Falta coragem, faltam lideranças capazes, falta audácia. Nós estamos todos muito cinzentões e muito conservadores. Ao nível da esquerda portuguesa, ao nível da esquerda europeia, há falta de gente irreverente e com vontade de dar um salto em frente. E, depois, há o papel perverso que têm os media. A verdade é que, com as televisões e também agora um pouco com a internet, nós vivemos no espectáculo permanente. Os tipos do Maio de 68, o Guy Débord e os situacionistas, que fizeram aquela análise da sociedade do espectáculo, estavam a milhões de anos-luz de prever que isto se transformava, de facto, num espectáculo permanente. Nós temos consciência de tudo o que se passou nos últimos vinte, trinta anos. Hoje, recordando o «processo revolucionário em curso», o famoso PREC, nessa altura houve três ou quatro momentos altos que passaram por um grande debate televisivo que ainda há pouco tempo foi transmitido na RTP Memória. O que era um debate televisivo nessa altura num país onde só havia dois canais de televisão? O que foi o impacto da primeira telenovela brasileira, que ainda passou a preto e branco, a Gabriela? E o que é isto hoje? No fundo, o dia-a-dia transformou-se numa sucessão de coisas efémeras que têm efeito mediático nesta sociedade de espectáculo tipo "Big Brother", mas que não passam disso mesmo, tornando o Povo alienado, apático, amorfo, acobardado, numa incapacidade tolerante de tornar a data que hoje passa, numa jornada de luta e raiva, enchendo as ruas do Pais como há 38 anos, porque pensam não haver solução pacífica nem democrática para a "demissão dessa cafila de gatunos" que nos atacaram.
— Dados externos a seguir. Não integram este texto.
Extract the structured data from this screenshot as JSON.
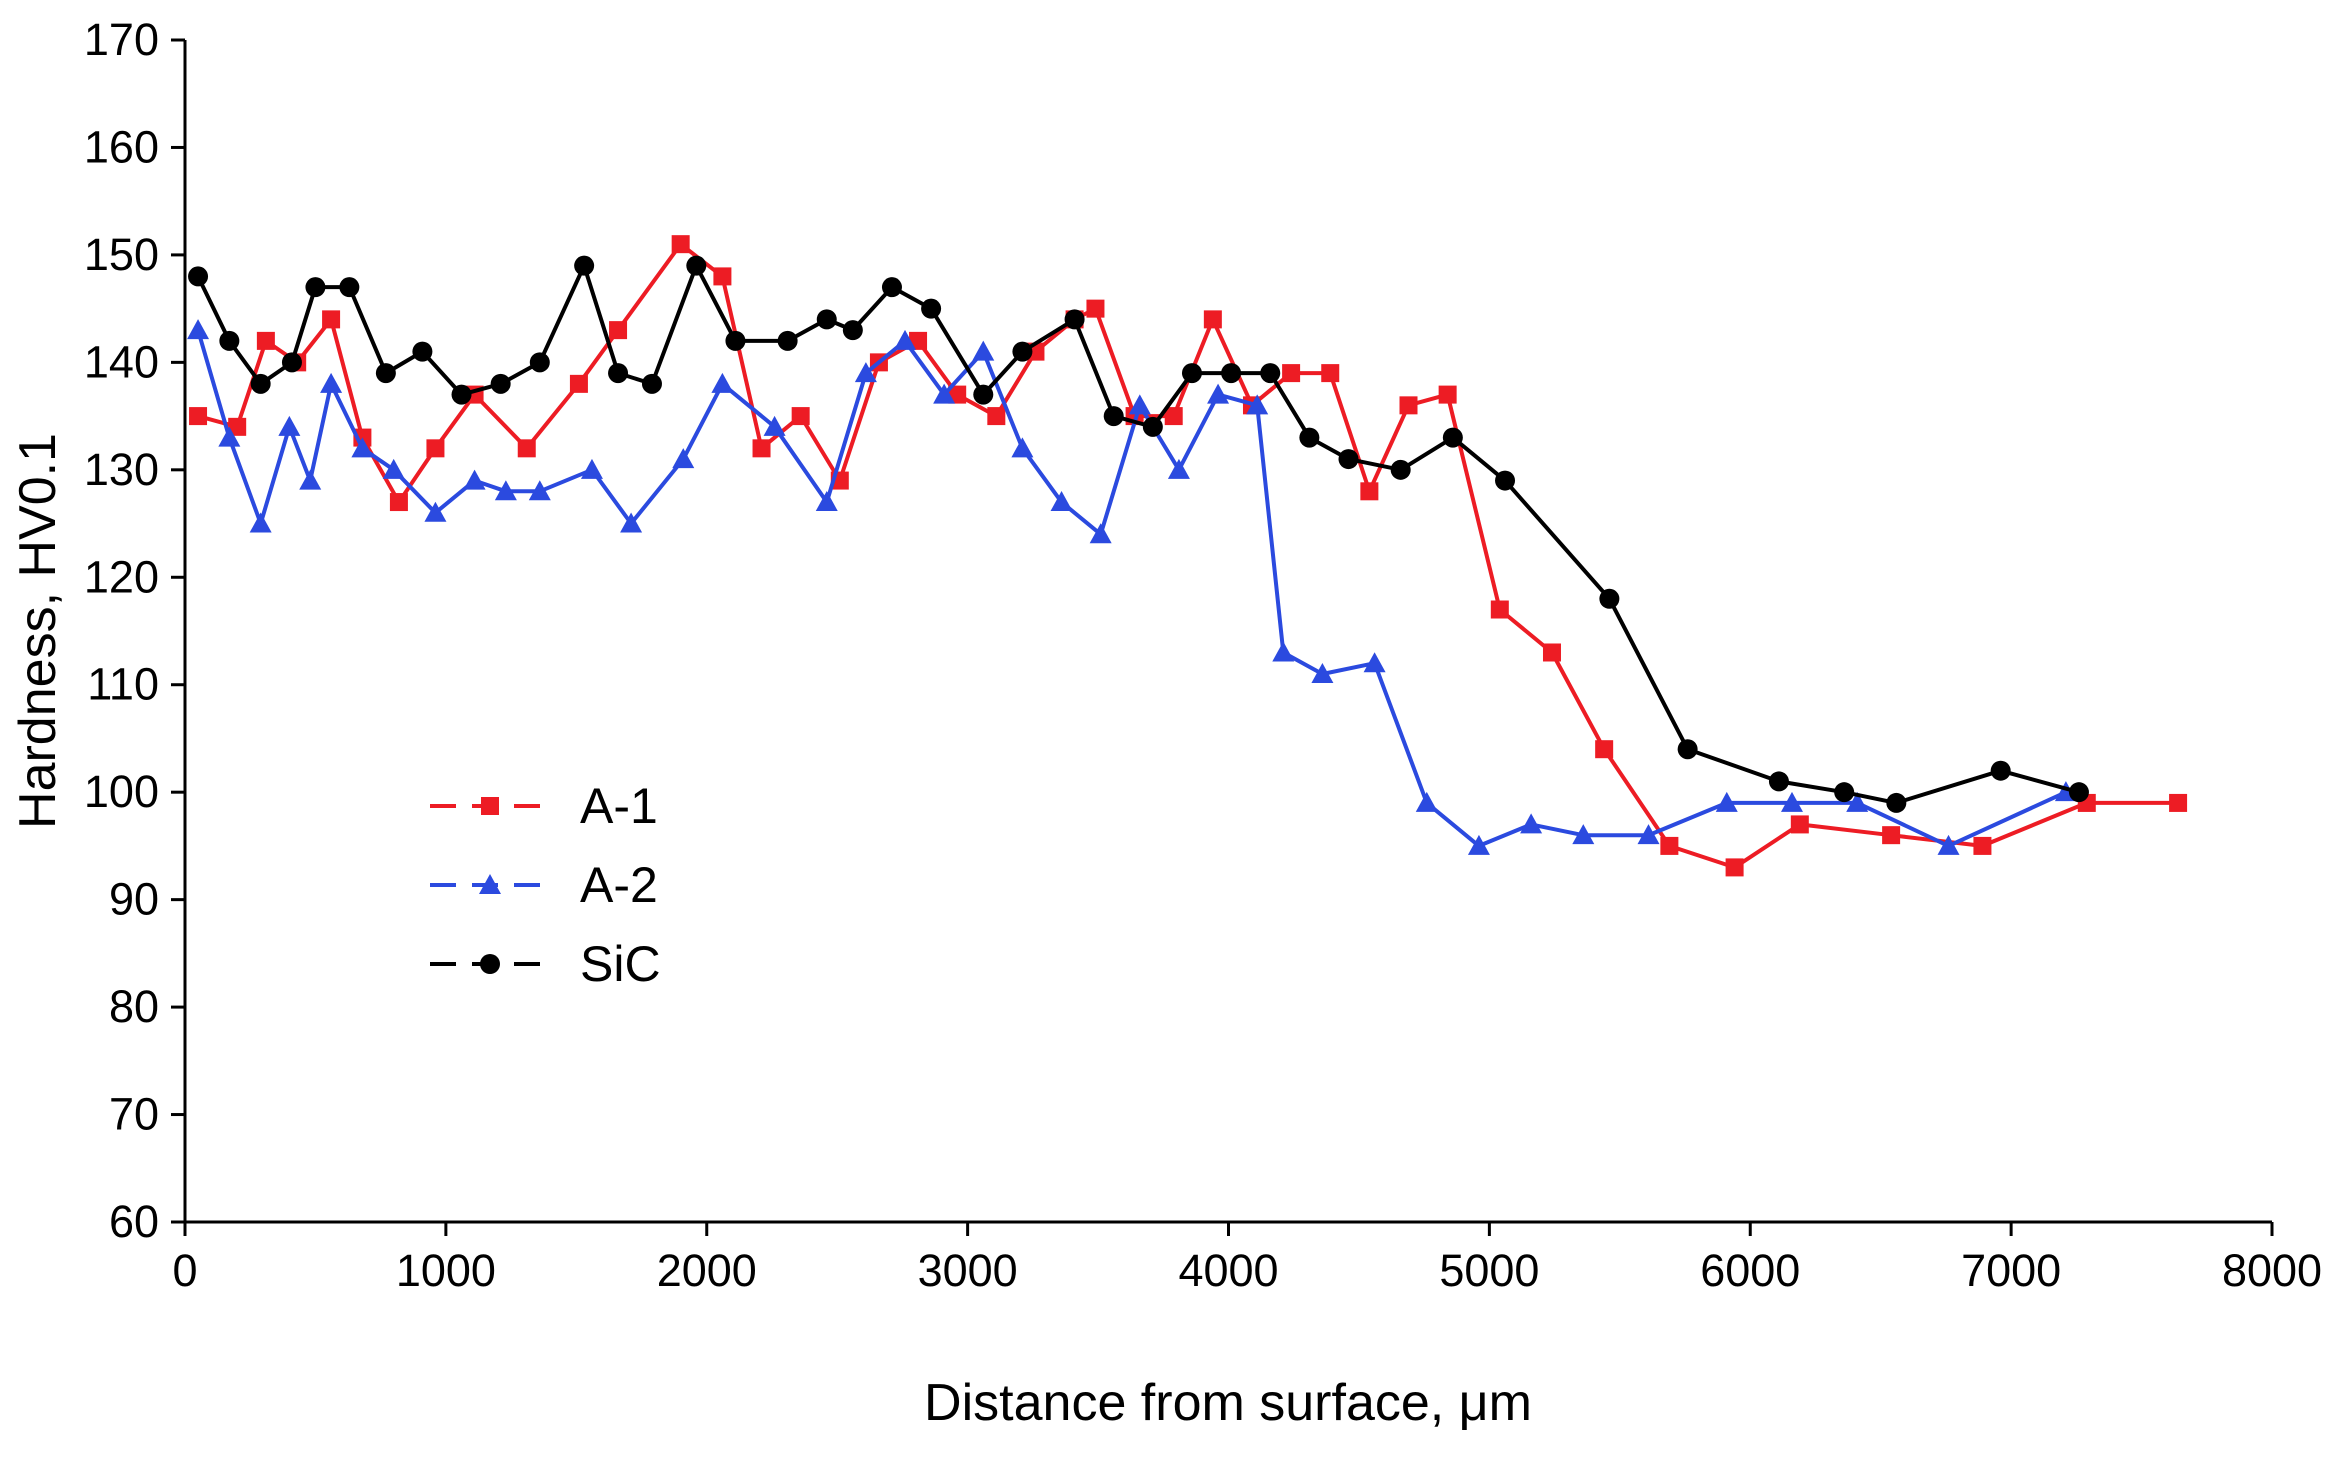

A sucessão do efémero acabou por tornar-se uma coisa duradoura. O que é que resiste afinal? Com o que podemos contar? Nós estamos confrontados com um quotidiano onde o acessório se tornou de tal maneira omnipresente que acaba por tornar-se no essencial. E aí o tal papel perverso dos media, e nomeadamente da televisão que se faz a todas as horas em directo: hoje é inconcebível uma guerra sem que a televisão nos dê imediatamente as imagens do sangue. E quando não há uma câmara profissional, estamos logo nesse dia a receber as imagens dos amadores, como aconteceu no tsunami no Oriente, as cheias de New Orleans ou a Ponte de Entre Rios! A comunicação entre as pessoas, graças aos telemóveis – de que nós não abdicamos, mas que são «instrumentos de tortura» – tornou-se uma coisa inacreditável!
É essa a sociedade em que vivemos. Por isso, hoje falar do 25 de Abril quase se torna irrelevante. O estado de miséria a que chegou este País, coloca-nos num beco sem saída, sem vontade de comemorar seja o que for. Fomos trágica e traiçoeiramente enganados, sistemáticamente, por gente sem escrúpulos e por uma classe política impreparada, egocêntrica e desonesta. Por isso, esta data neste ano é vivida com luto e não merece ser comemorada, pelas diatribes cometidas pela politicagem reinante, enquanto não devolverem ao Povo a Paz, a Saúde, o Trabalho e o bem estar Social que os políticos desonestos lhe roubaram. Hoje, devia ser sim dia de Luta e Revolta contra a tirania do capitalismo selvagem que nos estão a impor.